Correlations between Educational Attainment (EA) and measures of cognitive performance are as high as 0.8. This makes EA an attractive alternative phenotype for studies wishing to map genes affecting cognition due to the ease of collecting EA data compared to other cognitive phenotypes such as IQ.

Methodology

In an Australian family sample of 9538 individuals we performed a genome-wide association scan (GWAS) using the imputed genotypes of ∼2.4 million single nucleotide polymorphisms (SNP) for a 6-point scale measure of EA. Top hits were checked for replication in an independent sample of 968 individuals. A gene-based test of association was then applied to the GWAS results.
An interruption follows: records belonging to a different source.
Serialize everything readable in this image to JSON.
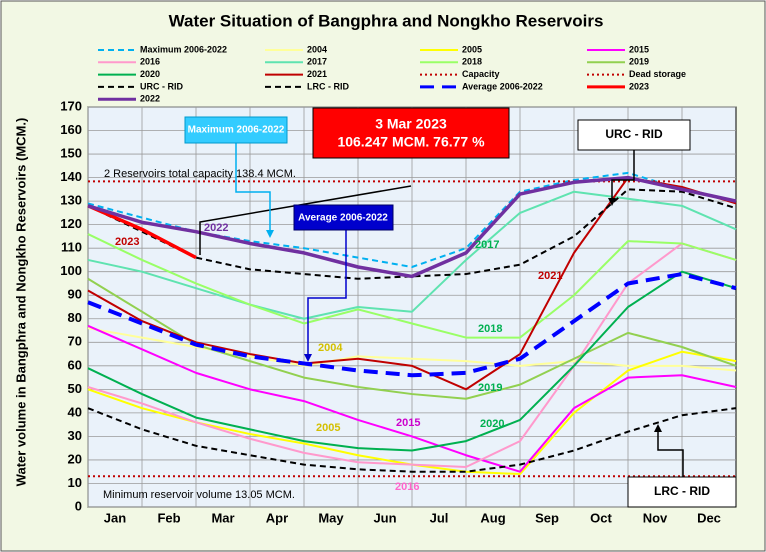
{
  "chart_data": {
    "type": "line",
    "title": "Water Situation of Bangphra and Nongkho Reservoirs",
    "y_label": "Water volume in Bangphra and Nongkho Reservoirs (MCM.)",
    "categories": [
      "Jan",
      "Feb",
      "Mar",
      "Apr",
      "May",
      "Jun",
      "Jul",
      "Aug",
      "Sep",
      "Oct",
      "Nov",
      "Dec"
    ],
    "x": [
      0,
      1,
      2,
      3,
      4,
      5,
      6,
      7,
      8,
      9,
      10,
      11,
      12
    ],
    "xlim": [
      0,
      12
    ],
    "ylim": [
      0,
      170
    ],
    "yticks": [
      0,
      10,
      20,
      30,
      40,
      50,
      60,
      70,
      80,
      90,
      100,
      110,
      120,
      130,
      140,
      150,
      160,
      170
    ],
    "grid": true,
    "series": [
      {
        "name": "Maximum 2006-2022",
        "color": "#00b0f0",
        "style": "dashed",
        "values": [
          129,
          123,
          117,
          113,
          110,
          106,
          102,
          110,
          134,
          139,
          142,
          135,
          130
        ]
      },
      {
        "name": "2004",
        "color": "#ffff99",
        "style": "solid",
        "values": [
          76,
          72,
          68,
          64,
          60,
          64,
          63,
          62,
          60,
          62,
          60,
          60,
          58
        ]
      },
      {
        "name": "2005",
        "color": "#ffff00",
        "style": "solid",
        "values": [
          50,
          42,
          36,
          31,
          27,
          22,
          18,
          15,
          14,
          40,
          58,
          66,
          62
        ]
      },
      {
        "name": "2015",
        "color": "#ff00ff",
        "style": "solid",
        "values": [
          77,
          67,
          57,
          50,
          45,
          37,
          30,
          22,
          15,
          42,
          55,
          56,
          51
        ]
      },
      {
        "name": "2016",
        "color": "#ff99cc",
        "style": "solid",
        "values": [
          51,
          44,
          36,
          29,
          23,
          19,
          18,
          17,
          28,
          60,
          95,
          112,
          105
        ]
      },
      {
        "name": "2017",
        "color": "#5fe3b0",
        "style": "solid",
        "values": [
          105,
          100,
          93,
          86,
          80,
          85,
          83,
          105,
          125,
          134,
          131,
          128,
          118
        ]
      },
      {
        "name": "2018",
        "color": "#99ff66",
        "style": "solid",
        "values": [
          116,
          105,
          95,
          86,
          78,
          84,
          78,
          72,
          72,
          90,
          113,
          112,
          105
        ]
      },
      {
        "name": "2019",
        "color": "#92d050",
        "style": "solid",
        "values": [
          97,
          83,
          69,
          62,
          55,
          51,
          48,
          46,
          52,
          63,
          74,
          68,
          60
        ]
      },
      {
        "name": "2020",
        "color": "#00b050",
        "style": "solid",
        "values": [
          59,
          48,
          38,
          33,
          28,
          25,
          24,
          28,
          37,
          60,
          85,
          100,
          93
        ]
      },
      {
        "name": "2021",
        "color": "#c00000",
        "style": "solid",
        "values": [
          92,
          79,
          70,
          65,
          61,
          63,
          60,
          50,
          65,
          108,
          140,
          136,
          129
        ]
      },
      {
        "name": "Capacity",
        "color": "#c00000",
        "style": "dotted",
        "value": 138.4
      },
      {
        "name": "Dead storage",
        "color": "#c00000",
        "style": "dotted",
        "value": 13.05
      },
      {
        "name": "URC - RID",
        "color": "#000000",
        "style": "dashed",
        "values": [
          128,
          117,
          106,
          101,
          99,
          97,
          98,
          99,
          103,
          115,
          135,
          134,
          127
        ]
      },
      {
        "name": "LRC - RID",
        "color": "#000000",
        "style": "dashed",
        "values": [
          42,
          33,
          26,
          22,
          18,
          16,
          15,
          15,
          18,
          24,
          32,
          39,
          42
        ]
      },
      {
        "name": "Average 2006-2022",
        "color": "#0000ff",
        "style": "bold-dashed",
        "values": [
          87,
          78,
          69,
          64,
          61,
          58,
          56,
          57,
          63,
          79,
          95,
          99,
          93
        ]
      },
      {
        "name": "2023",
        "color": "#ff0000",
        "style": "bold",
        "values": [
          128,
          118,
          106,
          null,
          null,
          null,
          null,
          null,
          null,
          null,
          null,
          null,
          null
        ]
      },
      {
        "name": "2022",
        "color": "#7030a0",
        "style": "bold",
        "values": [
          128,
          121,
          117,
          112,
          108,
          102,
          98,
          108,
          133,
          138,
          140,
          135,
          130
        ]
      }
    ],
    "callout": {
      "date": "3 Mar 2023",
      "text": "106.247 MCM. 76.77 %"
    },
    "boxes": [
      "Maximum 2006-2022",
      "Average 2006-2022",
      "URC - RID",
      "LRC - RID"
    ],
    "notes": [
      "2 Reservoirs total capacity 138.4 MCM.",
      "Minimum reservoir volume 13.05 MCM."
    ],
    "annotations": [
      "2023",
      "2022",
      "2017",
      "2021",
      "2018",
      "2004",
      "2019",
      "2015",
      "2020",
      "2005",
      "2016"
    ]
  }
}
Additionally we performed prediction analyses using the GWAS results from our discovery sample to assess the percentage of EA and full scale IQ variance explained by the predicted scores.

Results

The best SNP fell short of having a genome-wide significant p-value (p = 9.77×10⁻⁷). In our independent replication sample six SNPs among the top 50 hits pruned for linkage disequilibrium (r²<0.8) had a p-value<0.05 but only one of these SNPs survived correction for multiple testing - rs7106258 (p = 9.7*10⁻⁴) located in an intergenic region of chromosome 11q14.1. The gene based test results were non-significant and our prediction analyses show that the predicted scores explained little variance in EA in our replication sample.

Conclusion

While we have identified a polymorphism chromosome 11q14.1 associated with EA, further replication is warranted. Overall, the absence of genome-wide significant p-values in our large discovery sample confirmed the high polygenic architecture of EA. Only the assembly of large samples or meta-analytic efforts will be able to assess the implication of common DNA polymorphisms in the etiology of EA.